Bien que peu de mAbs aient été approuvés par l’agence américaine des produits alimentaires et médicamenteux (US-FDA) pour le traitement du COVID-19, de nombreux mAbs plus récents sont actuellement à l’étude comme traitements potentiels. Cependant, les prix élevés et les volumes limités des mAbs devraient rester un obstacle à l’accès à ces médicaments dans les pays à revenu faible ou intermédiaire. Outre le tocilizumab, deux nouveaux mAbs antiviraux, le casivirimab et l’imdevimab, produits sous forme de cocktail par la société pharmaceutique américaine Regeneron, ont récemment démontré, lors d’un essai clinique, qu’ils réduisaient le risque de décès chez les patients séropositifs hospitalisés pour le COVID-19 qui étaient dans un état grave ou critique. Bien que ces mAbs ne soient pas encore recommandés par l’OMS, Regeneron a fixé le prix de ce cocktail à 820 dollars en Inde, 2 000 dollars en Allemagne et 2 100 dollars aux États-Unis.

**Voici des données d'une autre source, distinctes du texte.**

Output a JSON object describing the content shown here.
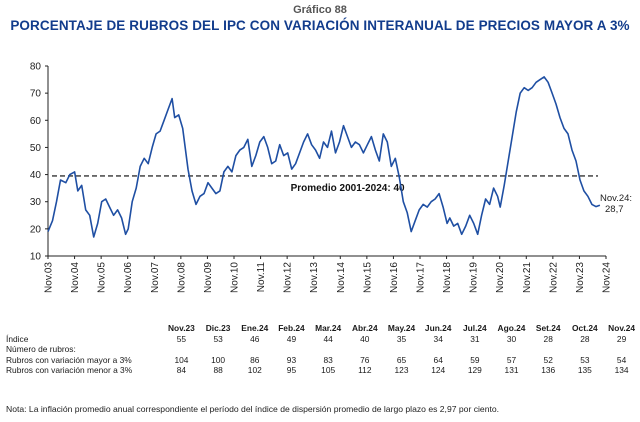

Un autre anticorps monoclonal (mAbs) recommandé par l’OMS aujourd’hui, le sarilumab fait l’objet d’une large protection par brevet au niveau mondial. Regeneron a demandé et obtenu des brevets sur le sarilumab et sa formulation dans au moins 50 pays à revenu faible ou intermédiaire, ce qui soulève des difficultés immédiates pour assurer une production et un approvisionnement sans interruptions par divers producteurs dans ces pays.

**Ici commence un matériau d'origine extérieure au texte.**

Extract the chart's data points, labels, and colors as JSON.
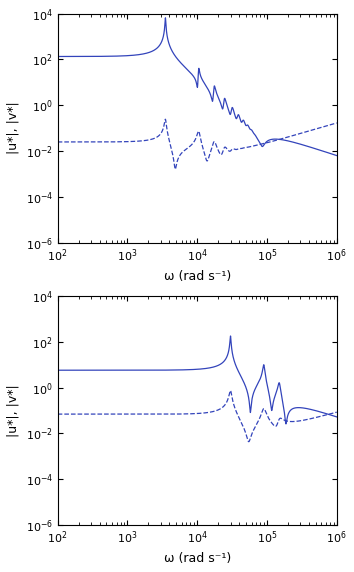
{
  "blue_color": "#3344bb",
  "xlim_log": [
    2,
    6
  ],
  "ylim": [
    1e-06,
    10000.0
  ],
  "xlabel": "ω (rad s⁻¹)",
  "ylabel": "|u*|, |v*|",
  "figsize": [
    3.54,
    5.72
  ],
  "dpi": 100
}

« Avec plusieurs anticorps monoclonaux en cours de développement qui pourraient potentiellement être utiles dans la prévention et le traitement du COVID-19, mais aussi beaucoup d’autres déjà disponibles ou en cours de développement pour le traitement de nombreuses autres maladies, y compris divers cancers, les gouvernements doivent agir pour assurer une plus grande accessibilité et un prix plus abordable pour cette classe critique de médicaments. MSF appelle également tous les gouvernements à surmonter les barrières de la propriété intellectuelle sur ces médicaments cruciaux en soutenant la « dérogation ADPIC » (« TRIPS waiver ») à l’Organisation mondiale du commerce et en poussant les sociétés pharmaceutiques à transférer la technologie à d’autres fabricants dans les pays à revenu faible ou intermédiaire afin que davantage de personnes puissent avoir accès aux médicaments dont elles ont besoin pendant la pandémie et au-delà », conclut M. Potet.